The findings, from a survey by property analysis firm Hometrack, revealed that house prices climbed by 0.3% between February and March 2013, the highest increase since March 2010.
In London this increase was even more marked, with house prices shooting up by 0.7% month-on-month.
Despite this significant increase in property values across the month, house prices remained stagnant year-on-year. However, this is the first time that property prices haven’t dipped since March 2010.
This month also saw price increase in three-fifths of London postcodes in March, with houses on sale taking just five weeks to be snapped up by would-be buyers – the shortest time period since October 2007.
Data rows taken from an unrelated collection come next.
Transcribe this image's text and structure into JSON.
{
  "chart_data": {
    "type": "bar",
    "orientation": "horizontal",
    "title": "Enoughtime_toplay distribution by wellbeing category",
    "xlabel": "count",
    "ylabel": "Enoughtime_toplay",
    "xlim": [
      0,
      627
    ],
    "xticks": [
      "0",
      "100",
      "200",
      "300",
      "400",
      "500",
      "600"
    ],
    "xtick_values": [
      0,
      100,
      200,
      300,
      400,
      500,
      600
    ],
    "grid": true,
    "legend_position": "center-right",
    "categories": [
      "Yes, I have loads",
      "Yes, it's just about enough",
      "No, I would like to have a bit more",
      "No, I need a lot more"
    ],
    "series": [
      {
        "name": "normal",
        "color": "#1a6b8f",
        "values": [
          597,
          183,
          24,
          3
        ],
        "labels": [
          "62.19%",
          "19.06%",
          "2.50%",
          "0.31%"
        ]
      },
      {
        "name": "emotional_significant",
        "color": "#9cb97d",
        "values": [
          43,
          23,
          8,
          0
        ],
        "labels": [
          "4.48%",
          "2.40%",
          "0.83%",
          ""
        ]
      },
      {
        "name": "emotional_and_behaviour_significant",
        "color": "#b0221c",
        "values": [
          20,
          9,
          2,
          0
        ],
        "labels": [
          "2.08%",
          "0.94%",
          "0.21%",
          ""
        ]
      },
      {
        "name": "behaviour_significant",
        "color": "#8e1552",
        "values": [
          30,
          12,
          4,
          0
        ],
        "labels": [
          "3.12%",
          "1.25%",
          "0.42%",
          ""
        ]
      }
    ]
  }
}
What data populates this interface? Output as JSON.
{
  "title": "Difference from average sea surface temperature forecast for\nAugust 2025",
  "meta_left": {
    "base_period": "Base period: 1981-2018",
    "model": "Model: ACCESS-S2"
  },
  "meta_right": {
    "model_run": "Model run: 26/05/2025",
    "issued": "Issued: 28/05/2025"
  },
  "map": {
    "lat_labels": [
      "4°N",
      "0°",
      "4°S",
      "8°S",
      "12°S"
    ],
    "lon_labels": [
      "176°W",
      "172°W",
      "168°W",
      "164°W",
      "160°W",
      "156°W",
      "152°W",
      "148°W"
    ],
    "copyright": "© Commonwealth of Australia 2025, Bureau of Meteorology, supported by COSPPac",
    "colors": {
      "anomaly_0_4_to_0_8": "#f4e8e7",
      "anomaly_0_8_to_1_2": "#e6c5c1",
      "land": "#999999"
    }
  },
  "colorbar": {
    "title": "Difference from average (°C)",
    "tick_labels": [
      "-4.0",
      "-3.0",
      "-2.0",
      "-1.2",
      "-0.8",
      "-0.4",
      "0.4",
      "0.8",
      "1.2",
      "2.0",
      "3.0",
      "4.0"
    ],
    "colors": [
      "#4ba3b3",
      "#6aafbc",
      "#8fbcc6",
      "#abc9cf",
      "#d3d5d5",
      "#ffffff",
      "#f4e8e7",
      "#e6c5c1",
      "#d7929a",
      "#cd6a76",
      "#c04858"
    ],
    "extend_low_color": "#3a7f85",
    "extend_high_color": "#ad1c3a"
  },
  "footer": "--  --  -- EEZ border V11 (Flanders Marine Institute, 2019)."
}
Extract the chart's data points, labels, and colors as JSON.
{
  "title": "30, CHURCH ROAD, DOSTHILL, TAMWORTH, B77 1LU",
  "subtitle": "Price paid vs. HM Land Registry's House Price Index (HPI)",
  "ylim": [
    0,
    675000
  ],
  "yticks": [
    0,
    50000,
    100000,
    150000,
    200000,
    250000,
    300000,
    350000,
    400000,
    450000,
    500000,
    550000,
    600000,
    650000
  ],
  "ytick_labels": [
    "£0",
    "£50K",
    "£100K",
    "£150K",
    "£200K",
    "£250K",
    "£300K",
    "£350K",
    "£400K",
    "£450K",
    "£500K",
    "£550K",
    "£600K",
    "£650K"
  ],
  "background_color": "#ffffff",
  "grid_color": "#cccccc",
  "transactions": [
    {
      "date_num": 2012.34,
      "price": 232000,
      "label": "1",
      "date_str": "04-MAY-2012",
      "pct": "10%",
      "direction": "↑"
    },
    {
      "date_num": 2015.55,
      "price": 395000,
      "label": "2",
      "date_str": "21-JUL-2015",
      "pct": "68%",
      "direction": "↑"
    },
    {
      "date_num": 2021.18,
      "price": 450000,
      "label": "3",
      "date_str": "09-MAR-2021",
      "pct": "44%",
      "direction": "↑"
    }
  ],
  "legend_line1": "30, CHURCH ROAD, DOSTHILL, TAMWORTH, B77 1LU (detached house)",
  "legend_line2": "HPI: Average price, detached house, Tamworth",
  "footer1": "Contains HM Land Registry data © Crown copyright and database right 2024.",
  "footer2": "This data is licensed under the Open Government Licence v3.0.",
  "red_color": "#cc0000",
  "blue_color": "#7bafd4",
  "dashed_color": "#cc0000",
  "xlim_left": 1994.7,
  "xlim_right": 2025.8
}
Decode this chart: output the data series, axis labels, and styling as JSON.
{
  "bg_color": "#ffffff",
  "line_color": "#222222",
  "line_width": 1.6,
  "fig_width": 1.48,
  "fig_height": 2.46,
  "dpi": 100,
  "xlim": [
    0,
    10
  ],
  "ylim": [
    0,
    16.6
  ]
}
The Government’s £80bn Funding for Lending Scheme (FLS) is said to have boosted the number of loans available to would-be buyers, while the Chancellor’s recent announcement that the Government will guarantee £130bn worth of mortgages is set to act as a further boost to the housing market.
Richard Donnell, director of research at Hometrack, argued that the outlook for the UK’s housing market was mixed:
“Looking ahead, the continuation of the FLS together with Budget initiatives aimed at supporting lending and demand for new housing, will only serve to support pricing levels.
“The general improvement in market sentiment on the back of rising prices will be welcomed across the housing industry.
“However, while scarcity of homes, support for lending and new housing will all act as a support to pricing levels, the problems of affordability and deposit levels still remain serious impediments to a full blown housing market recovery.”